All this addresses one of the most important elements of live theater and its potential within the cultural life of a community — and exactly what has made it a central element in society since the days of the ancient Greeks. It’s why the former head of the National Endowment for the Arts was fond of referring to the theater as the foundational civic art.
A relentlessly communal aspect is what live theater has to offer above and beyond all other forms of art: It unfolds live before us and is created then and there. All productions therefore are unique. More important, worthwhile plays, whether comedy or drama, offer valid, insightful commentary on the human condition. Not my condition or your condition, not the specific problems plaguing me or you, but what we all face due to the fact we’re all human. Live drama trains our sentiments (and, brother, do they need to be trained) with an immediacy that has the potential to exceed that of all other forms of art.
In the face of the determined multiculturalism of today, in which we spend all our time “celebrating” differences, yet with our iPods and all else sealing us off with shocking effectiveness even from those sitting across the table, anything that reminds us of our common humanity is in increasingly short supply. A sole focus on that which we believe makes us each unique can lead to corrosive selfishness and a damaging cultural isolation of the individual. One of the best arts for treating cultural isolation is the theater.
Now that the Hippodrome once again will close after its current season, we as a community need to reflect on this more fully. In general, Wacoans ought to be incensed. Not merely for the shuttering of a rather graceful historic landmark, which is bad enough, but by the notion that a beautiful venue for live performance has now disappeared from downtown, the heart of where our civic life is usually understood to take place. Worse, all this came amidst an incessant chorus of boosterism claiming downtown is on the way back.
A closed-down Hippodrome is not merely going to be a shameful sight, it’s going to be a symbol and reminder that we as a community can fall far short despite our insistence that we do take the arts seriously.
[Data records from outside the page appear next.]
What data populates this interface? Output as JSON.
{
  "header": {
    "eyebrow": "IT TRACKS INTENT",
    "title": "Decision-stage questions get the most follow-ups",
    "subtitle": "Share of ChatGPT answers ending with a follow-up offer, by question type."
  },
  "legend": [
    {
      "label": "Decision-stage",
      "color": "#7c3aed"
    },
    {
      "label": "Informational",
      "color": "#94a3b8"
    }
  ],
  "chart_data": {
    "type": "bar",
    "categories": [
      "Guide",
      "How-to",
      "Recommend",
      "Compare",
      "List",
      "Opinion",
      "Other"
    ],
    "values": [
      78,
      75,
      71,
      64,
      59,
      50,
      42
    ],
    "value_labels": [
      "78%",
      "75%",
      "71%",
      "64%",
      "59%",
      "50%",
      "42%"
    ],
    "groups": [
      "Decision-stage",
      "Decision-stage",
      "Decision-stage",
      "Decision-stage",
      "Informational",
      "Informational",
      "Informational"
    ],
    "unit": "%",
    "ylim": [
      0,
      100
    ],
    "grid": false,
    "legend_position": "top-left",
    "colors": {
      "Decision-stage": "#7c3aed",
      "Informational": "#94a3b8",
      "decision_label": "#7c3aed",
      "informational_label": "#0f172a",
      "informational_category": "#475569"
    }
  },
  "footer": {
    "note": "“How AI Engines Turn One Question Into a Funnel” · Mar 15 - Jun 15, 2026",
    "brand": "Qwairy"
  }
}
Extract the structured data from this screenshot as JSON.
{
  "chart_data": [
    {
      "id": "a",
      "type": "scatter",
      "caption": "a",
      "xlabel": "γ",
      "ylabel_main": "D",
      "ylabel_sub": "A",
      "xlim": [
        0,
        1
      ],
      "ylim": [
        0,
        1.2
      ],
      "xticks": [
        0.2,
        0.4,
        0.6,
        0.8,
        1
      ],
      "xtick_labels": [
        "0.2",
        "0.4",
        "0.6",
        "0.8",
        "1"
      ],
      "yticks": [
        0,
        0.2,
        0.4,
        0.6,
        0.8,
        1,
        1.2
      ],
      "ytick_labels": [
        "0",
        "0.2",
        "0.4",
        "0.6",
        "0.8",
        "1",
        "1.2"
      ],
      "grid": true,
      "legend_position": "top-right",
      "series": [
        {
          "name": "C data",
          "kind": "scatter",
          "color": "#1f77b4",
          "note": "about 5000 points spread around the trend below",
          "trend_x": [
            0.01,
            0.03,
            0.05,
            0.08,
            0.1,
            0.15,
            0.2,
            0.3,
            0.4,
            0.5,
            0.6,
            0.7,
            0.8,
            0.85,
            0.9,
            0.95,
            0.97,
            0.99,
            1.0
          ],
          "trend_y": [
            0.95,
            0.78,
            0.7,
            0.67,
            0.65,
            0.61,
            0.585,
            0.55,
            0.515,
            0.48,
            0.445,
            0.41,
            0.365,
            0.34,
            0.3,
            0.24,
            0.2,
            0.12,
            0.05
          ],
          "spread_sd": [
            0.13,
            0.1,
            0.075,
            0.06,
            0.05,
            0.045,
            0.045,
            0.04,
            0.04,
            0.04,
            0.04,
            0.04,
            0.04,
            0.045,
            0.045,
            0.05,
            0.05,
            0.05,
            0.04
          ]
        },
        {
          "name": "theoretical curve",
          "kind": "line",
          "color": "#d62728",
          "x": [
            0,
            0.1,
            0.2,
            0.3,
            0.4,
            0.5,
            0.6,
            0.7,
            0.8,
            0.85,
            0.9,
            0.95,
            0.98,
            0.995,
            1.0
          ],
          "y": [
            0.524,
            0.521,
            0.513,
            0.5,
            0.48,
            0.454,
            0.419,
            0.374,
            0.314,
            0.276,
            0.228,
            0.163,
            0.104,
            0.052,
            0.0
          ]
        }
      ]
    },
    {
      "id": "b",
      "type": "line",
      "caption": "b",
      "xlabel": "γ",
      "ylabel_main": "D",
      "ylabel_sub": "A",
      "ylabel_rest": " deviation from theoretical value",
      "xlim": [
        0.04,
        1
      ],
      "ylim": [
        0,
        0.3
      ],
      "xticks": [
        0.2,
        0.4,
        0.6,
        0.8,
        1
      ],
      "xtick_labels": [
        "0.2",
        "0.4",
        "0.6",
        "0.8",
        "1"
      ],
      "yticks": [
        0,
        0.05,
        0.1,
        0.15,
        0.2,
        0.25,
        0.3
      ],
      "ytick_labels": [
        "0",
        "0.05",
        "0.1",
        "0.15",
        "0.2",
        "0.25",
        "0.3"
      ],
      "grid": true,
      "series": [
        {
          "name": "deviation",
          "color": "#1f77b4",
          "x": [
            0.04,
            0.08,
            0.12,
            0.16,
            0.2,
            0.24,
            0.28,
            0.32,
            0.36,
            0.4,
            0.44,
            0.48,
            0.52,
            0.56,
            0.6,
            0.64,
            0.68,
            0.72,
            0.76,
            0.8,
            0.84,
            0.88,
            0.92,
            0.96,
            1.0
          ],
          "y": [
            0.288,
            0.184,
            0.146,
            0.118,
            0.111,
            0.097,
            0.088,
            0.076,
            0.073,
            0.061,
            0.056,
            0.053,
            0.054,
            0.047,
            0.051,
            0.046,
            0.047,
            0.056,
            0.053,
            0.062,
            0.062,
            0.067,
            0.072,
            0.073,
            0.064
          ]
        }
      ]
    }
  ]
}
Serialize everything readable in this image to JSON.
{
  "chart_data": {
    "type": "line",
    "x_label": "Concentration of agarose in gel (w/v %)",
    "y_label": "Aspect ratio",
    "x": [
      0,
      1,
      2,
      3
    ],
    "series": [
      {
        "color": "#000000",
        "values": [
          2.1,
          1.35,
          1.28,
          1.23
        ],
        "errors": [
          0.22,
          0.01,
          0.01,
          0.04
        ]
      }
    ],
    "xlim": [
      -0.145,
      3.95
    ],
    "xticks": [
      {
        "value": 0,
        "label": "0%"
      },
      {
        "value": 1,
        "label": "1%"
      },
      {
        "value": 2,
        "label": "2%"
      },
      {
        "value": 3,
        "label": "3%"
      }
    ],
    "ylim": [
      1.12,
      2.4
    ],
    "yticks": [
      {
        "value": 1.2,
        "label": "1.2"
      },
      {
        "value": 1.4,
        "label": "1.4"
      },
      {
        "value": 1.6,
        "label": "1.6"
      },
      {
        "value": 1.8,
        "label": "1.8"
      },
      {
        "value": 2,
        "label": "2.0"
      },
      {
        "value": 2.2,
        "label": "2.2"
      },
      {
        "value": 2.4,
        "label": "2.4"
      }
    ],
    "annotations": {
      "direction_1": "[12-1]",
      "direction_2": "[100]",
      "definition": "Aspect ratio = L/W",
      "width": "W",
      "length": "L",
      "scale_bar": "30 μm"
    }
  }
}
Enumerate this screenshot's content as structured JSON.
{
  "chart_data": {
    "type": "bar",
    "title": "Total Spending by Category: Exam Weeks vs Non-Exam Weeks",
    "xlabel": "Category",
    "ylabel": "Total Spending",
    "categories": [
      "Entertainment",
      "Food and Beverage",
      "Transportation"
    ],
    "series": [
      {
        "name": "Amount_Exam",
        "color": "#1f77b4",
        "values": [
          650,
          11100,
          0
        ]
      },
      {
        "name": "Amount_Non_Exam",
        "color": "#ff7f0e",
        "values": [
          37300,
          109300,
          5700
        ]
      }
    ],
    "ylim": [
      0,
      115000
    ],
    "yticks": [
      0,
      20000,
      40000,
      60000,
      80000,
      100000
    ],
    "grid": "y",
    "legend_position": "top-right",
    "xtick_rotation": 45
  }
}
A vibrant downtown is more than just hip apartment buildings and plans for trolley lines. It must involve the arts.
For arts, location and concentration are crucial. You need different venues in close proximity for the arts to flourish and reach their civic potential. Dallas seems to understand this at last, and the recent opening of the new theater and the new opera house in the cultural district — only yards away from the art museum, sculpture garden, symphony hall and new performing arts high school — is testament to a mature civic dedication to the arts from which Waco could take a few pointers.
For smaller cities like Waco, the sort of critical mass needed is something that must be purposefully cultivated. It can’t just be left to happen. And when places like the Hippodrome close, whether we know it or not, our efforts to vivify downtown are set way back.
Wiser people than I will have to come up with a plan to rescue the Hippodrome. I encourage Waco Civic Theater to get involved. Its presence downtown would contribute greatly.
One more thing: If we’re going to let it stand empty, let’s just bulldoze it. We would be better off having it gone and forgotten than having it stand as a nagging symbol for something to which we’d rather not draw attention.
David A. Smith, senior lecturer in American history at Baylor University, is author of “Money for Art: The Tangled Web of Art and Politics in American Democracy,” published in 2008.